This past year has been a roller coaster ride for me. I’ve made a wild amount of progress in some aspects of my life and I’ve also hit a lot of roadblocks in my life.
This upcoming Mother’s Day really has my mind racing lately. Not only because it’s going to be my first Mother’s Day without my own mother, but a thousand other things come to mind. Since adopting Kiddo, it always makes me think of his birth mother. The first year with him, it made me angry at her. We hadn’t adopted him yet and I was full of anger at the fact that I was having to wait to adopt a child that wasn’t properly cared for in the first place. By a “mother” who didn’t care and chose drugs over her own child. (calm down, I’m going somewhere with this.)
The second year, we had officially adopted him. I started stalking her Facebook page on the regular (something I have since had to block myself from doing). I saw that even though she didn’t make the best choices, she still was a mom. She gave birth to several children who were taken from her. And the maybe those drugs are her way of coping. Maybe those drugs are her way of escaping a possible terrible childhood. Maybe the drugs help her forget that her kids have been taken away. And maybe I have no room to judge her sins, just because she’s sinning differently than me. And maybe, just maybe Mother’s Day is a really, really hard day for her. So I started using that day to set aside prayer time for her. I’m not saying it’s easy for me. It really, really is not. But I do it.
Mother’s Day has also always been hard for me because it’s a reminder that I couldn’t be a mother the way I wanted to. I couldn’t become pregnant like I wanted to, I couldn’t give birth. Before adoption, it was a day I would spend crying. A day I dreaded. A day I stopped focusing on my own mother, and chose to spend it dwelling on all the children I didn’t/couldn’t have.
After adoption, it was a day I still cried. I cried because I still couldn’t have what I wanted. I cried because even though I was blessed with a beautiful boy, I still wanted more. I wasn’t satisfied. And that day was just a reminder that I couldn’t have what I wanted, when I wanted it. It was hard.

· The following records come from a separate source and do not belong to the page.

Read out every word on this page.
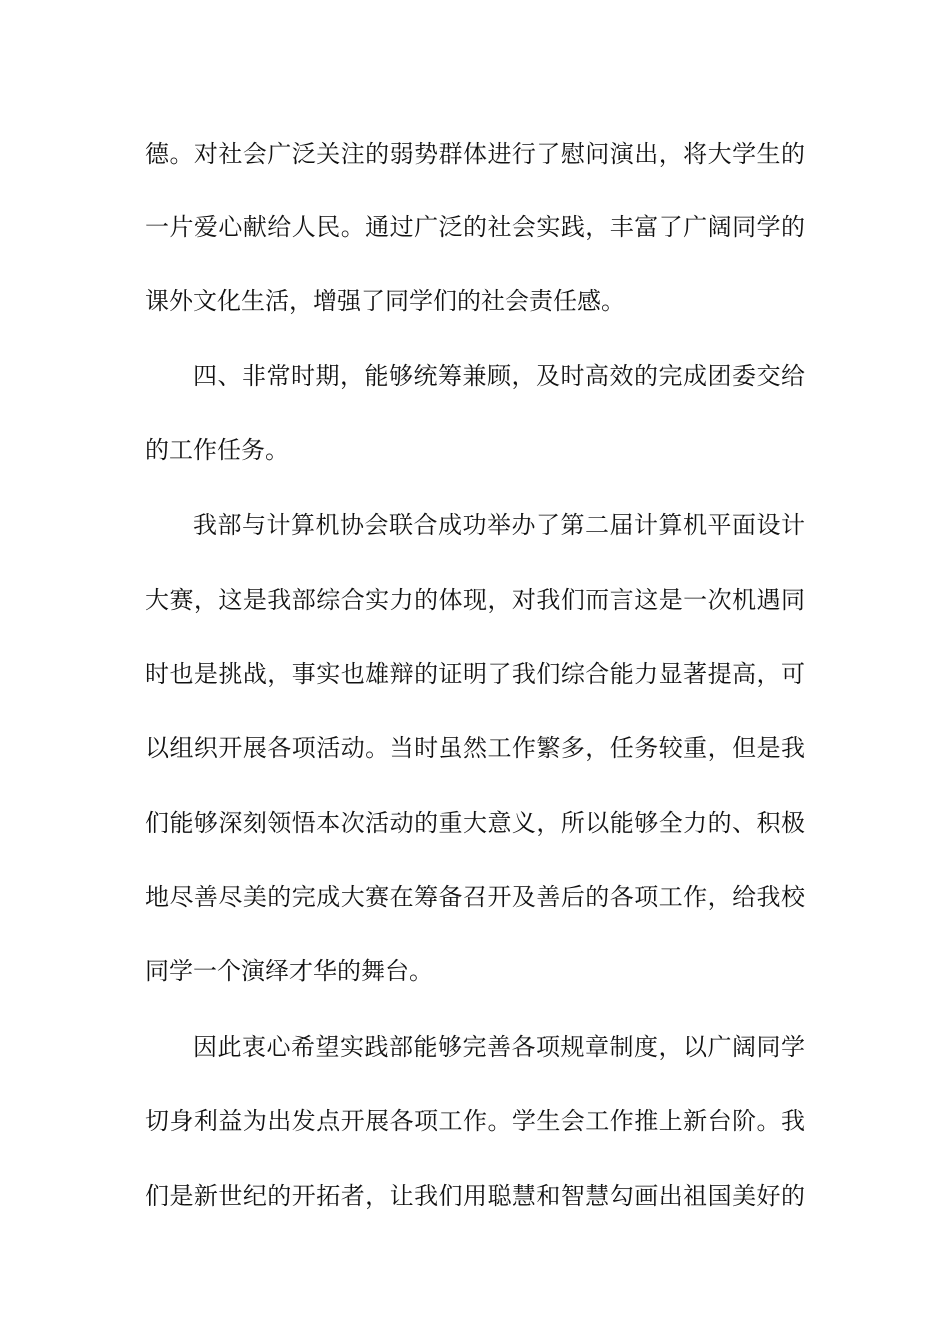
德。对社会广泛关注的弱势群体进行了慰问演出，将大学生的
一片爱心献给人民。通过广泛的社会实践，丰富了广阔同学的
课外文化生活，增强了同学们的社会责任感。
四、非常时期，能够统筹兼顾，及时高效的完成团委交给
的工作任务。
我部与计算机协会联合成功举办了第二届计算机平面设计
大赛，这是我部综合实力的体现，对我们而言这是一次机遇同
时也是挑战，事实也雄辩的证明了我们综合能力显著提高，可
以组织开展各项活动。当时虽然工作繁多，任务较重，但是我
们能够深刻领悟本次活动的重大意义，所以能够全力的、积极
地尽善尽美的完成大赛在筹备召开及善后的各项工作，给我校
同学一个演绎才华的舞台。
因此衷心希望实践部能够完善各项规章制度，以广阔同学
切身利益为出发点开展各项工作。学生会工作推上新台阶。我
们是新世纪的开拓者，让我们用聪慧和智慧勾画出祖国美好的
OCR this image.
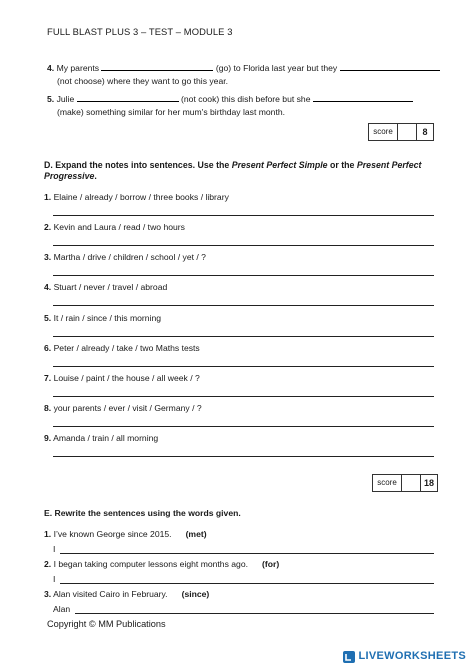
FULL BLAST PLUS 3 – TEST – MODULE 3
4. My parents	(go) to Florida last year but they
(not choose) where they want to go this year.
5. Julie	(not cook) this dish before but she
(make) something similar for her mum's birthday last month.
score	8
D. Expand the notes into sentences. Use the Present Perfect Simple or the Present Perfect Progressive.
1. Elaine / already / borrow / three books / library
2. Kevin and Laura / read / two hours
3. Martha / drive / children / school / yet / ?
4. Stuart / never / travel / abroad
5. It / rain / since / this morning
6. Peter / already / take / two Maths tests
7. Louise / paint / the house / all week / ?
8. your parents / ever / visit / Germany / ?
9. Amanda / train / all morning
score	18
E. Rewrite the sentences using the words given.
1. I’ve known George since 2015. (met)
I
2. I began taking computer lessons eight months ago. (for)
I
3. Alan visited Cairo in February. (since)
Alan
Copyright © MM Publications
LIVEWORKSHEETS
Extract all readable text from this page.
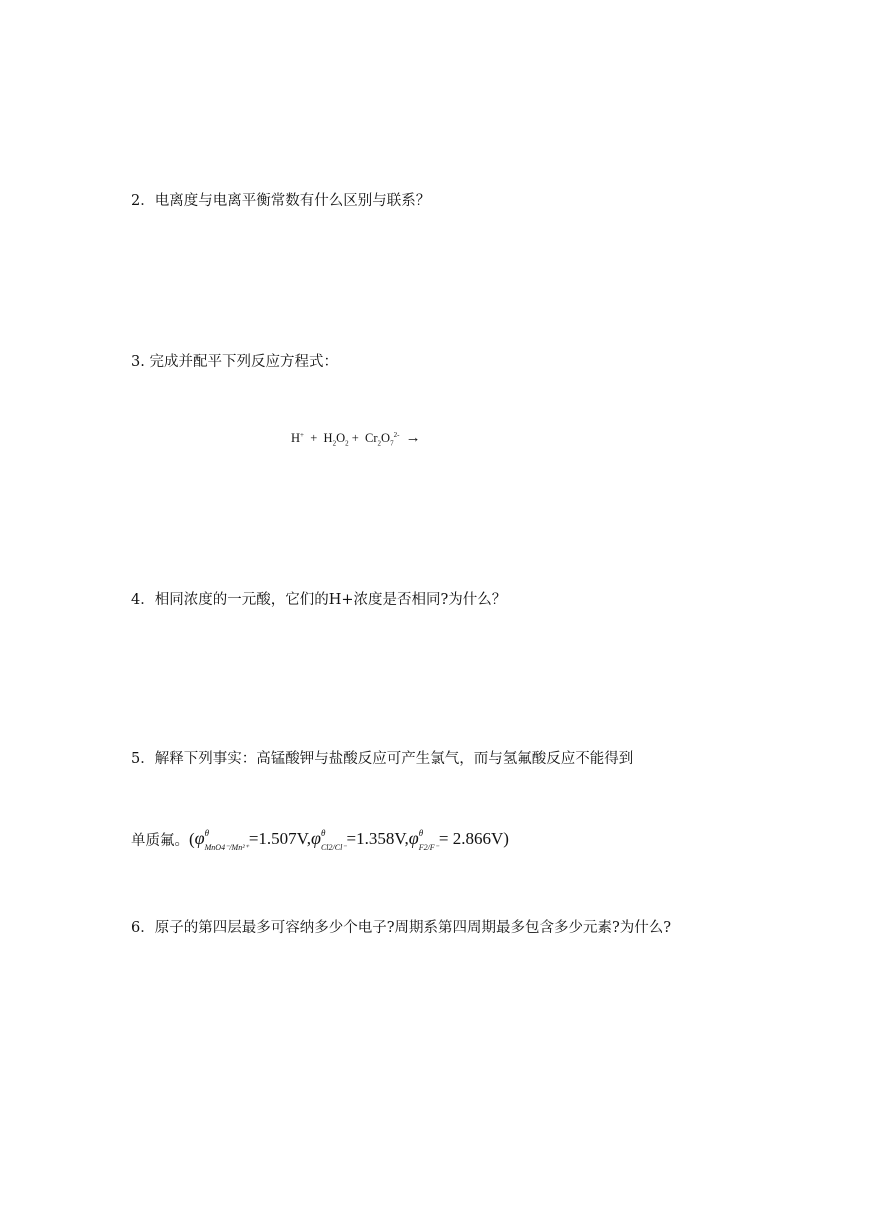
2．电离度与电离平衡常数有什么区别与联系？
3. 完成并配平下列反应方程式：
$H^+ + H_2O_2 + Cr_2O_7^{2-}$ →
4．相同浓度的一元酸，它们的H+浓度是否相同?为什么？
5．解释下列事实：高锰酸钾与盐酸反应可产生氯气，而与氢氟酸反应不能得到
单质氟。(φ θ
MnO4⁻/Mn²⁺ =1.507V,φ θ
Cl2/Cl⁻ =1.358V,φ θ
F2/F⁻ = 2.866V)
6．原子的第四层最多可容纳多少个电子?周期系第四周期最多包含多少元素?为什么?
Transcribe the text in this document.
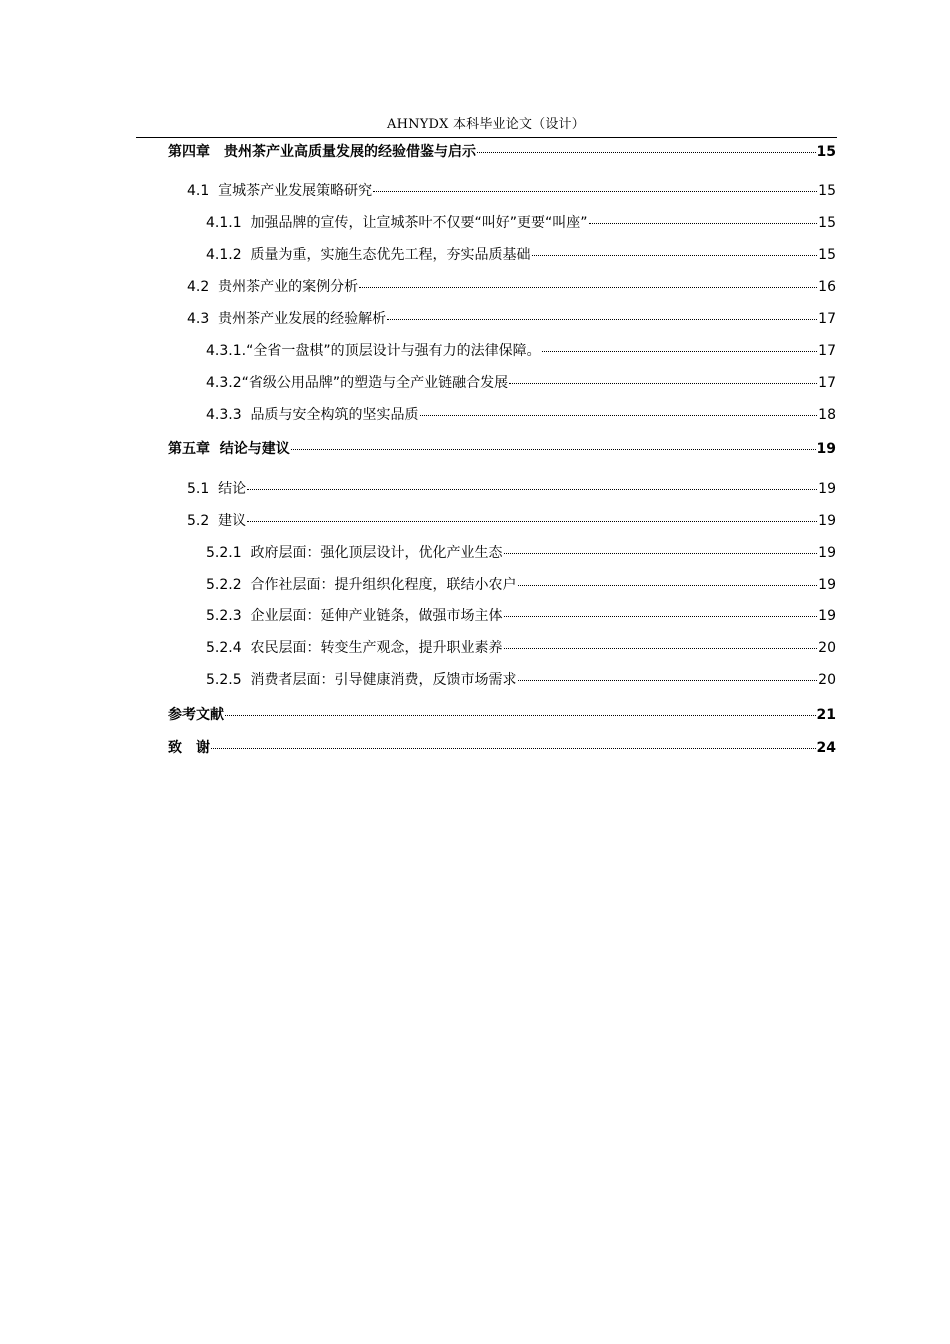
AHNYDX 本科毕业论文（设计）
第四章　贵州茶产业高质量发展的经验借鉴与启示	15
4.1  宣城茶产业发展策略研究	15
4.1.1  加强品牌的宣传，让宣城茶叶不仅要“叫好”更要“叫座”	15
4.1.2  质量为重，实施生态优先工程，夯实品质基础	15
4.2  贵州茶产业的案例分析	16
4.3  贵州茶产业发展的经验解析	17
4.3.1.“全省一盘棋”的顶层设计与强有力的法律保障。	17
4.3.2“省级公用品牌”的塑造与全产业链融合发展	17
4.3.3  品质与安全构筑的坚实品质	18
第五章  结论与建议	19
5.1  结论	19
5.2  建议	19
5.2.1  政府层面：强化顶层设计，优化产业生态	19
5.2.2  合作社层面：提升组织化程度，联结小农户	19
5.2.3  企业层面：延伸产业链条，做强市场主体	19
5.2.4  农民层面：转变生产观念，提升职业素养	20
5.2.5  消费者层面：引导健康消费，反馈市场需求	20
参考文献	21
致　谢	24
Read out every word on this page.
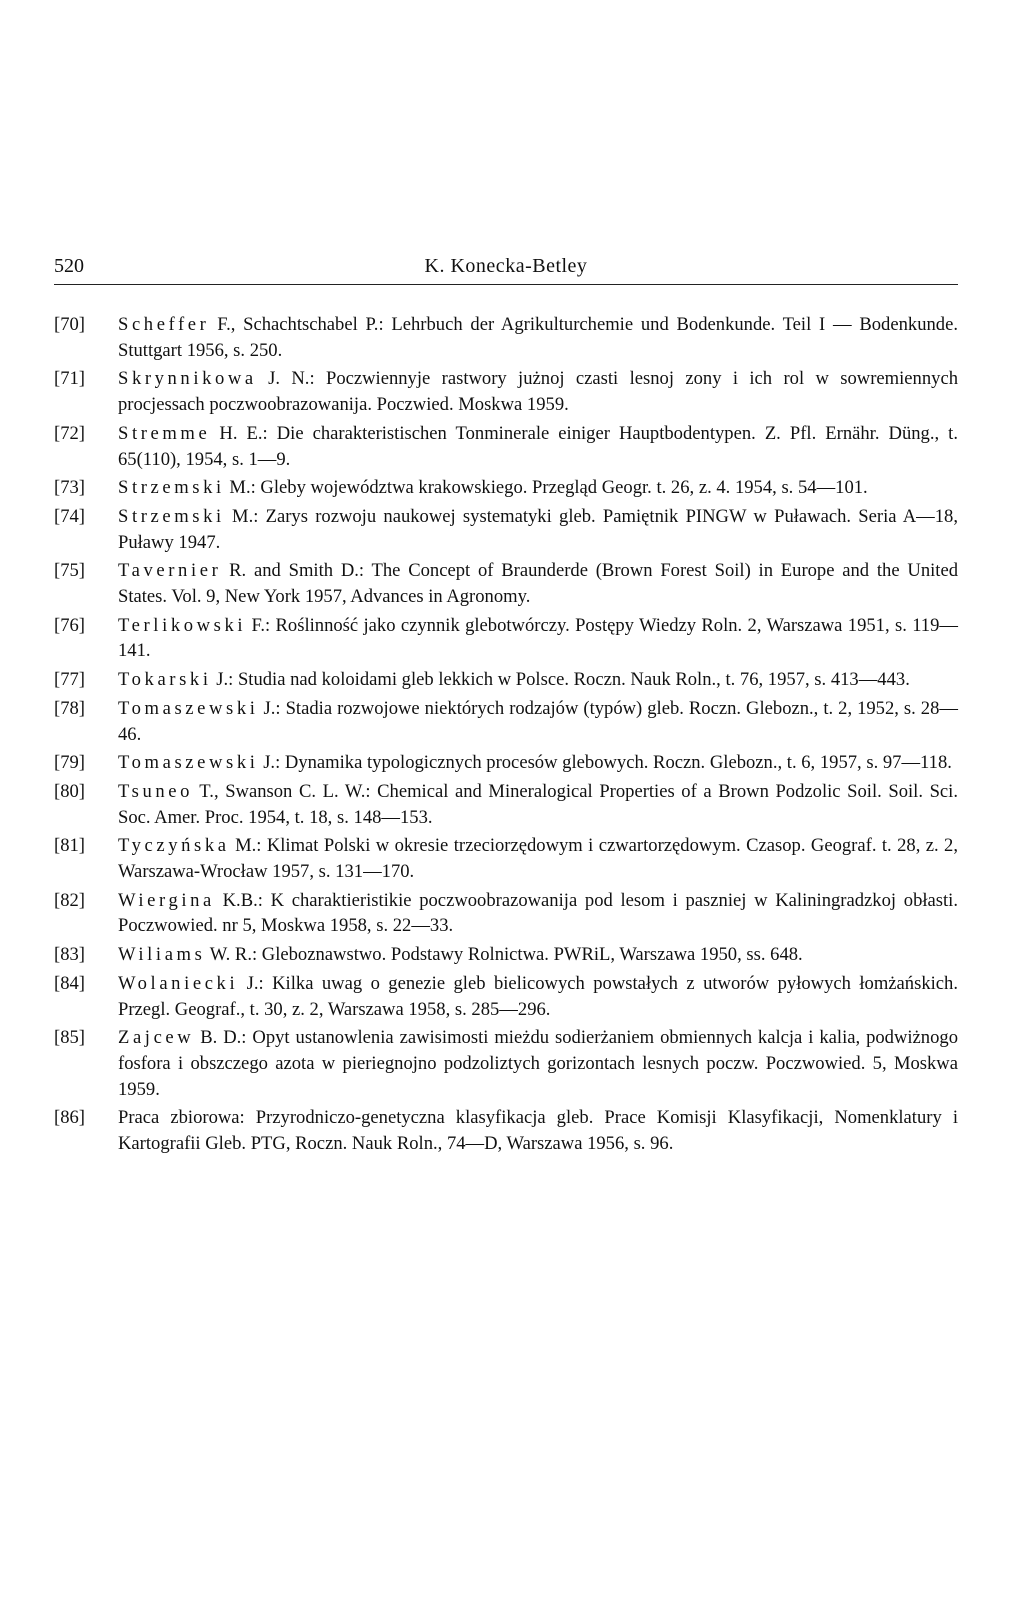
520	K. Konecka-Betley
[70]	Scheffer F., Schachtschabel P.: Lehrbuch der Agrikulturchemie und Bodenkunde. Teil I — Bodenkunde. Stuttgart 1956, s. 250.
[71]	Skrynnikowa J. N.: Poczwiennyje rastwory jużnoj czasti lesnoj zony i ich rol w sowremiennych procjessach poczwoobrazowanija. Poczwied. Moskwa 1959.
[72]	Stremme H. E.: Die charakteristischen Tonminerale einiger Hauptbodentypen. Z. Pfl. Ernähr. Düng., t. 65(110), 1954, s. 1—9.
[73]	Strzemski M.: Gleby województwa krakowskiego. Przegląd Geogr. t. 26, z. 4. 1954, s. 54—101.
[74]	Strzemski M.: Zarys rozwoju naukowej systematyki gleb. Pamiętnik PINGW w Puławach. Seria A—18, Puławy 1947.
[75]	Tavernier R. and Smith D.: The Concept of Braunderde (Brown Forest Soil) in Europe and the United States. Vol. 9, New York 1957, Advances in Agronomy.
[76]	Terlikowski F.: Roślinność jako czynnik glebotwórczy. Postępy Wiedzy Roln. 2, Warszawa 1951, s. 119—141.
[77]	Tokarski J.: Studia nad koloidami gleb lekkich w Polsce. Roczn. Nauk Roln., t. 76, 1957, s. 413—443.
[78]	Tomaszewski J.: Stadia rozwojowe niektórych rodzajów (typów) gleb. Roczn. Glebozn., t. 2, 1952, s. 28—46.
[79]	Tomaszewski J.: Dynamika typologicznych procesów glebowych. Roczn. Glebozn., t. 6, 1957, s. 97—118.
[80]	Tsuneo T., Swanson C. L. W.: Chemical and Mineralogical Properties of a Brown Podzolic Soil. Soil. Sci. Soc. Amer. Proc. 1954, t. 18, s. 148—153.
[81]	Tyczyńska M.: Klimat Polski w okresie trzeciorzędowym i czwartorzędowym. Czasop. Geograf. t. 28, z. 2, Warszawa-Wrocław 1957, s. 131—170.
[82]	Wiergina K.B.: K charaktieristikie poczwoobrazowanija pod lesom i pasznieј w Kaliningradzkoj obłasti. Poczwowied. nr 5, Moskwa 1958, s. 22—33.
[83]	Wiliams W. R.: Gleboznawstwo. Podstawy Rolnictwa. PWRiL, Warszawa 1950, ss. 648.
[84]	Wolaniecki J.: Kilka uwag o genezie gleb bielicowych powstałych z utworów pyłowych łomżańskich. Przegl. Geograf., t. 30, z. 2, Warszawa 1958, s. 285—296.
[85]	Zajcew B. D.: Opyt ustanowlenia zawisimosti mieżdu sodierżaniem obmiennych kalcja i kalia, podwiżnogo fosfora i obszczego azota w pieriegnojno podzoliztych gorizontach lesnych poczw. Poczwowied. 5, Moskwa 1959.
[86]	Praca zbiorowa: Przyrodniczo-genetyczna klasyfikacja gleb. Prace Komisji Klasyfikacji, Nomenklatury i Kartografii Gleb. PTG, Roczn. Nauk Roln., 74—D, Warszawa 1956, s. 96.
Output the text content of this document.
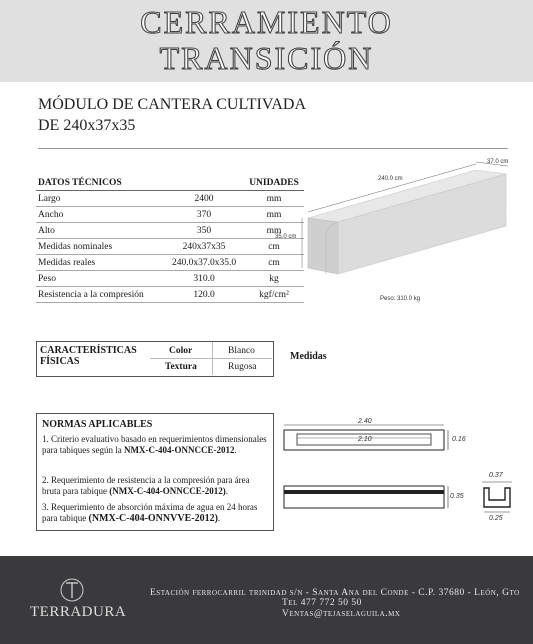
CERRAMIENTO
TRANSICIÓN
MÓDULO DE CANTERA CULTIVADA
DE 240x37x35
DATOS TÉCNICOS		UNIDADES
Largo	2400	mm
Ancho	370	mm
Alto	350	mm
Medidas nominales	240x37x35	cm
Medidas reales	240.0x37.0x35.0	cm
Peso	310.0	kg
Resistencia a la compresión	120.0	kgf/cm²
240.0 cm
37.0 cm
35.0 cm
Peso: 310.0 kg
CARACTERÍSTICAS FÍSICAS
Color	Blanco
Textura	Rugosa
Medidas
NORMAS APLICABLES
1. Criterio evaluativo basado en requerimientos dimensionales para tabiques según la NMX-C-404-ONNCCE-2012.
2. Requerimiento de resistencia a la compresión para área bruta para tabique (NMX-C-404-ONNCCE-2012).
3. Requerimiento de absorción máxima de agua en 24 horas para tabique (NMX-C-404-ONNVVE-2012).
2.40
2.10	0.16
0.35
0.37
0.25
TERRADURA
Estación ferrocarril trinidad s/n - Santa Ana del Conde - C.P. 37680 - León, Gto
Tel 477 772 50 50
Ventas@tejaselaguila.mx
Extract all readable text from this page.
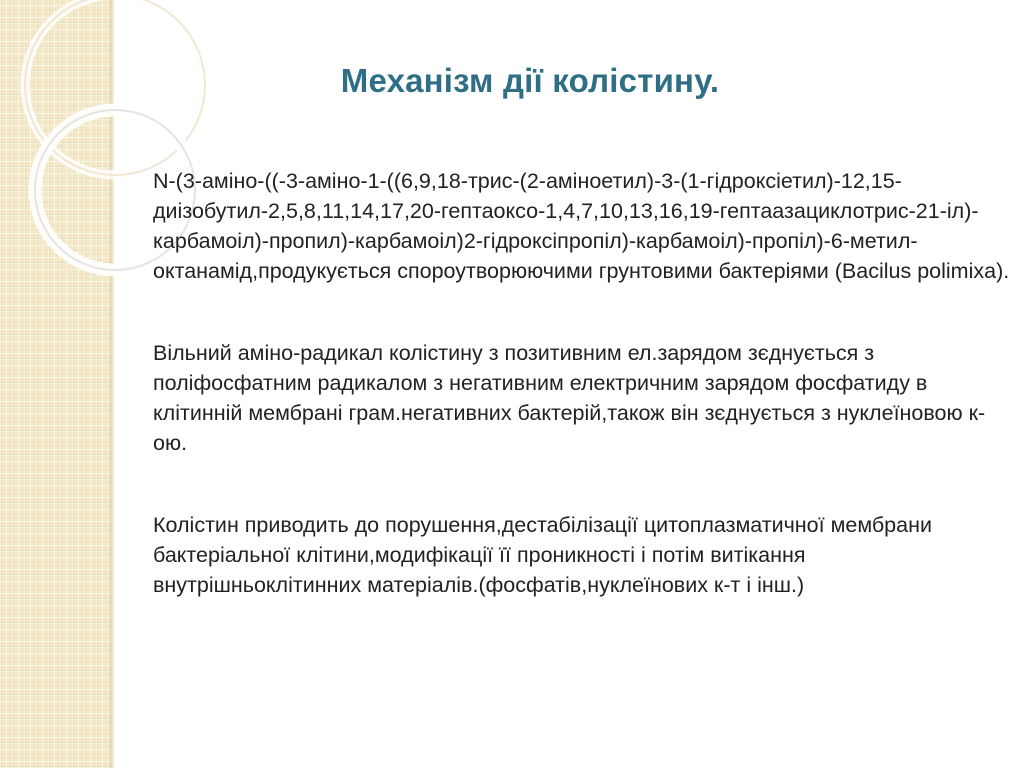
Механізм дії колістину.

N-(3-аміно-((-3-аміно-1-((6,9,18-трис-(2-аміноетил)-3-(1-гідроксіетил)-12,15-диізобутил-2,5,8,11,14,17,20-гептаоксо-1,4,7,10,13,16,19-гептаазациклотрис-21-іл)-карбамоіл)-пропил)-карбамоіл)2-гідроксіпропіл)-карбамоіл)-пропіл)-6-метил-октанамід,продукується спороутворюючими грунтовими бактеріями (Bacilus polimixa).

Вільний аміно-радикал колістину з позитивним ел.зарядом зєднується з поліфосфатним радикалом з негативним електричним зарядом фосфатиду в клітинній мембрані грам.негативних бактерій,також він зєднується з нуклеїновою к-ою.

Колістин приводить до порушення,дестабілізації цитоплазматичної мембрани бактеріальної клітини,модифікації її проникності і потім витікання внутрішньоклітинних матеріалів.(фосфатів,нуклеїнових к-т і інш.)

But this past year I’ve truly started to think about whether I really still wanted another kid, or if I just wanted the pregnancy. Do I really want the up all nights and the potty training and the fighting and diapers? Or is it the attention, the baby showers, the name picking, the shopping? And with lots of therapy, I’m starting to realize it’s the second one. I don’t really long to have more kids anymore. I truly am okay with just the one. Instead, I’ve been holding onto a dream I thought I wanted, because I felt like letting the dream go was a betrayal to myself. A betrayal on all the years I spent crying, all the years we spent trying, all the doctors appointments, and all the money. I felt like I was no longer allowed to let the dream go. I was keeping the dream almost as a punishment to myself for even having the thought of letting it go. How dare I quit.
But then I realize… it’s okay to let it go. It’s okay to learn to love the life I have. It’s okay to soak in the boy that drives me insane and it’s okay to set up a life for a family of 3. It’s okay. Does that mean I won’t cry on Sunday? Absolutely not. I can even promise you I will cry. Because even though I’m allowing myself to let go of the dream, I can still mourn the loss of it. I can still mourn the loss of the life I thought I’d have. And I can certainly mourn the loss of my mother.
But I can also smile with the tears. I can smile because God gave me what I asked for, a baby. He gave me a baby via a different plan. He gave me a baby that I didn’t know was out in the world a whole year before I met him. He was already part of the plan. And God might already have another plan for us that involves another child and that would be awesome too. But he also might not. And that really is okay too. It is okay to allow myself to move on. And honestly? It’s a weight off my shoulders. It’s a freedom.
To the mamas who gave birth, Happy Mother’s Day.
To the mamas who have lost their babies, Happy Mother’s Day.
To the mamas who adopted, Happy Mother’s Day.
To the mamas who haven’t yet had a baby, but are mamas at heart, Happy Mother’s Day.
To the stepmamas who were a bigger part of their stepchild’s life than they give them credit for, Happy Mother’s Day. (<3)
To those who have lost their mamas, but still celebrate them in their hearts, Happy Mother’s Day.
To those of you who don’t have kids and don’t want them, Happy Mother’s Day.
It’s truly just another Sunday if you want it to be and I hope it’s a happy one for all of you.